Lecture du mercredi 25 mars 2015
REPUBLIQUE FRANCAISE

AU NOM DU PEUPLE FRANCAIS




Vu la procédure suivante :

L'Union Nationale Inter-Universitaire (UNI) a demandé au juge des référés du tribunal administratif de Nancy, statuant sur le fondement de l'article L. 521-2 du code de justice administrative, d'annuler la décision du 19 mars 2015 du président de l'université de Lorraine interdisant la réunion organisée par elle à la faculté de droit de Nancy le 26 mars 2015 et de lui enjoindre d'autoriser cette réunion. Par une ordonnance n° 1500860 du 24 mars 2015, le juge des référés du tribunal administratif de Nancy a rejeté sa demande.

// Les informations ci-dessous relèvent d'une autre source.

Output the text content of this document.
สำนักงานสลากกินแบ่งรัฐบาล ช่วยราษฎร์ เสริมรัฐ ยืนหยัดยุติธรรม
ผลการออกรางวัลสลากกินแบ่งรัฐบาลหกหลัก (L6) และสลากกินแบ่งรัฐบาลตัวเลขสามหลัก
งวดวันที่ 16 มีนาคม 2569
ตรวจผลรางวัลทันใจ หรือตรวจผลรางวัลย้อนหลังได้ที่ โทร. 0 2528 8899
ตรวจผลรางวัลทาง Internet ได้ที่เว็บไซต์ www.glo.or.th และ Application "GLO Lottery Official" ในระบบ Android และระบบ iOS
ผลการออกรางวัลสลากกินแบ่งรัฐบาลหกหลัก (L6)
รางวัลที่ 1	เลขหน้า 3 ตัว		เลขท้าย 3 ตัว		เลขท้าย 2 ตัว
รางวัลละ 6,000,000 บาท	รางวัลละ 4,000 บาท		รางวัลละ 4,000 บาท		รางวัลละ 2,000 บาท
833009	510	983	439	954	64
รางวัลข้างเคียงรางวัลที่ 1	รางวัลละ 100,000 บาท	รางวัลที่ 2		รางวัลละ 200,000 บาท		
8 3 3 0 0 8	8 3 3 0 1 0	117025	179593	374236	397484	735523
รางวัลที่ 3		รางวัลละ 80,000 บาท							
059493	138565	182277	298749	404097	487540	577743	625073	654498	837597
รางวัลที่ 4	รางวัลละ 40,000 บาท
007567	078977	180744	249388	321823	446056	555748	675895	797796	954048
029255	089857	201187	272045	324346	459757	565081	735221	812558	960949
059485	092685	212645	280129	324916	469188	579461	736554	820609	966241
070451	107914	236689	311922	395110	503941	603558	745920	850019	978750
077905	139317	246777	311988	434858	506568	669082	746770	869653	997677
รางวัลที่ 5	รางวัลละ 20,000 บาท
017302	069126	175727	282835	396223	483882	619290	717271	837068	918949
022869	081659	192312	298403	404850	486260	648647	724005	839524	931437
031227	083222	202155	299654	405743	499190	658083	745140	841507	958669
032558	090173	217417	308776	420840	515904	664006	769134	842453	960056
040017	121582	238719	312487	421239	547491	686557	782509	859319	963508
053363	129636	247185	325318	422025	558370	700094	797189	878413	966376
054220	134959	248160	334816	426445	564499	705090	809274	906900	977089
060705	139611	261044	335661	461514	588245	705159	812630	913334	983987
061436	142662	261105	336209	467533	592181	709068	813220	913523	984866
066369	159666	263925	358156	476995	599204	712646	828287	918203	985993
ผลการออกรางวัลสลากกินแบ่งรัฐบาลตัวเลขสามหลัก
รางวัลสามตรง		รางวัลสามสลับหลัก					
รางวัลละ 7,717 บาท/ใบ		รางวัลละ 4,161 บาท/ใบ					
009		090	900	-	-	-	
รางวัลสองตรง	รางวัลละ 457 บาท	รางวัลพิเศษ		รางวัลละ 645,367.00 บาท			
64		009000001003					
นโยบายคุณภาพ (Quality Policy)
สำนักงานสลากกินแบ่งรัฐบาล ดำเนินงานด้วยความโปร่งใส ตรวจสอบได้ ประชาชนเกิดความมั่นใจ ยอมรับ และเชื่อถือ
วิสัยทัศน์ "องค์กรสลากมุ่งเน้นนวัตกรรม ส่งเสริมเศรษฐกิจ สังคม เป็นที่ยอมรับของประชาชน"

Par une requête enregistrée le 24 mars 2015 au secrétariat du contentieux du Conseil d'Etat, l'Union Nationale Inter-Universitaire demande au juge des référés du Conseil d'Etat :

1°) d'annuler cette ordonnance ;

2°) de faire droit à sa demande de première instance ;

3°) de mettre à la charge de l'Université de Lorraine la somme de 5 000 euros au titre des dispositions de l'article L. 761-1 du code de justice administrative.


Elle soutient que :
- la condition d'urgence est remplie, dès lors que la conférence doit se tenir le 26 mars 2015 ;
- la décision litigieuse porte une atteinte grave et manifestement illégale aux libertés d'expression et de réunion ;
- elle est entachée d'une violation de la loi, d'une erreur de droit et d'une erreur manifeste d'appréciation ;
- le juge des référés du tribunal administratif de Nancy a entaché son ordonnance d'une dénaturation des faits et de contradictions de motifs.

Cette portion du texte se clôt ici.